First, as good a job as The Rock does, he has no chemistry with Emily Blunt in this movie. I thought they worked well together in The Jungle Cruise, but obviously they're playing totally different kinds of characters here in a totally different kind of movie. That's also not to say that the lack of chemistry is all the fault of the actors - the movie makes weird choices for them. The first time we know there's trouble is when Mark Kerr refuses to recognize his girlfriend before a fight in Japan. Why does he refuse to recognize her? We don't know - the movie never tells us. Then they argue about that. Then they argue about drug use. Then they argue about feelings. Why are they arguing all the time? What set them off? The movie never says - they just do. Maybe there's some reality to it, but I don't think it helps the movie when you cringe seeing the two main characters in the same scene.


Speaking of weird choices in the movie...it's not really about anything. There's not much of a story to Mark Kerr, at least in terms of what we see in the movie. Yes, he goes from drug addict to sober, but that change happens midway through the movie and is then relegated into another point in his countless arguments with his girlfriend. His relationship with his girlfriend crescendos with him kicking her out followed by her suicide attempt - but then we find out in the closing moments that they later married and had a son - and then divorced - so you're not really seeing a complete picture of that either. It seems as though we're seeing his arc as a fighter, from being new and unbeatable to coping with a loss from being relieved to be out of the game - but then that damned closing crawl lets us know that he continued to fight for NINE MORE YEARS.


Speaking of the fighting, I am not an expert on MMA and don't regularly watch it. It's not that visually appealing to me - it usually either looks like people circling each other endlessly or rolling around on the floor together. But saying I'm a fan is not the same as saying I don't respect it - I know they are enduring fierce punishment and are doing astounding things physically in order to win. Which is why I find it weird that, in a sport that has knockout punchers and submission artists, the movie only shows one way to win a match over and over again - sit on top of someone's chest and repeatedly punch them in the face. It's one thing if that's what Mark Kerr was best at, but EVERY SINGLE MATCH in the movie ends the same way no matter who is fighting. Yes, it was the early days of MMA, but even then there were different kinds of fighters - Royce Gracie, for example, won the first UFC with nothing but submissions. It makes me wonder what the MMA community thought of this movie.

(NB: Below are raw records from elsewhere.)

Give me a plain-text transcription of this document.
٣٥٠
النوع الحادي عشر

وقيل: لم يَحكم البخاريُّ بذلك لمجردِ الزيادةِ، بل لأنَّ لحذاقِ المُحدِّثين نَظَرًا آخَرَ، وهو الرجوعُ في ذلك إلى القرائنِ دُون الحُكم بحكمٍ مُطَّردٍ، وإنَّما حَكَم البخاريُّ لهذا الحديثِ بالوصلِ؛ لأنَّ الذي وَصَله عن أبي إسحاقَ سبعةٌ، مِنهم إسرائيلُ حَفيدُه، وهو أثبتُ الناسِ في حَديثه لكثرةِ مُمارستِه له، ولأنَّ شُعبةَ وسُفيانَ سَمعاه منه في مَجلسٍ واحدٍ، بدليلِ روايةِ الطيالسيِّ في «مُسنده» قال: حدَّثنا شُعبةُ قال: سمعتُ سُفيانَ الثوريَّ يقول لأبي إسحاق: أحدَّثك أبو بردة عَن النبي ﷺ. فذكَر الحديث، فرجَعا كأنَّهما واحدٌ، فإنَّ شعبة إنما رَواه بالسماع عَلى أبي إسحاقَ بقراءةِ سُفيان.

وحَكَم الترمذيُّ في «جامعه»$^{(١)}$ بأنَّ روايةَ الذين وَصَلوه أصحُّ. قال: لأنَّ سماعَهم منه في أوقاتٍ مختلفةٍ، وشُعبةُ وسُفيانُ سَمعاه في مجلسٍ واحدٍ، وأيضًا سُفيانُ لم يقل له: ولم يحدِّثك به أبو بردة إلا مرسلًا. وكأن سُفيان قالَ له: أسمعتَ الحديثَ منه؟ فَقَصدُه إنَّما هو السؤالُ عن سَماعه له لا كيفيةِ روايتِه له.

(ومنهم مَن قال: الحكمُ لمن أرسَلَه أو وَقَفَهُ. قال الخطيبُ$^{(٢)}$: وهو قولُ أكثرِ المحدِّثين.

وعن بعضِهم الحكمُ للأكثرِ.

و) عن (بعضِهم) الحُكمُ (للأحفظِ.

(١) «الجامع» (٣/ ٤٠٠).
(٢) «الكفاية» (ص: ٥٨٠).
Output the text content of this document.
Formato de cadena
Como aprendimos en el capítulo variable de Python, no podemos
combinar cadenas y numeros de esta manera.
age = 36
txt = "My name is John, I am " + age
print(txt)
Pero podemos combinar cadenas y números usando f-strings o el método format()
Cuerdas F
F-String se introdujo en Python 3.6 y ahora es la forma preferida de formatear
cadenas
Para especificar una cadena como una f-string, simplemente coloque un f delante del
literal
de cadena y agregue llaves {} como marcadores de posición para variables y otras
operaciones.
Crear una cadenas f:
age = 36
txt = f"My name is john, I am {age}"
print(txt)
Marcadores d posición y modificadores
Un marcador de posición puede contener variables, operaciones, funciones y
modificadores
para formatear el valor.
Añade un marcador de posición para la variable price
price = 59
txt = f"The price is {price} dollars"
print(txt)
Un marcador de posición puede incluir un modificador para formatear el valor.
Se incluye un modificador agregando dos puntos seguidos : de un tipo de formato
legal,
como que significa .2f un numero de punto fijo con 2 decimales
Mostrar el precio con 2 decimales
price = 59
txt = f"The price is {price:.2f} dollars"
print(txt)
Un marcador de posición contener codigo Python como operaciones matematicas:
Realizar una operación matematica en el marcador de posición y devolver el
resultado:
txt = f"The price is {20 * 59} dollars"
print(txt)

And those two paragraphs bring me to my final thought. As I said, there's not really a movie here. Apparently this whole movie was just a dramatization of a documentary on Mark Kerr that had come out recently. When they were working out the details of the movie, though, I can't believe they didn't realize that they actually had a great movie idea there the whole time. See, Mark's best friend and trainer was Wayne Coleman, and older fighter who suffered a losing streak before the events of the movie and then became Kerr's trainer. He guides Kerr to his first victories, but when Kerr is hospitalized and then goes to rehab, Kerr re-enters the arena and, despite fighting father time as the announcers say, surprisingly starts winning. He wins enough that he is one of the eight participants in the Pride championship tournament. And, while Kerr loses in the semi-final, Coleman actually WINS THE TOURNAMENT. How is that not the movie?!?! You could even keep the same ending, with Coleman sitting alone in a room with his championship belt wondering if it was all worth it. I can't believe nobody noticed that they had a classic sports movie here the whole time.


Anyway, I'd recommend this movie for those who want to see The Rock do some A-list acting, but don't expect much from the movie itself.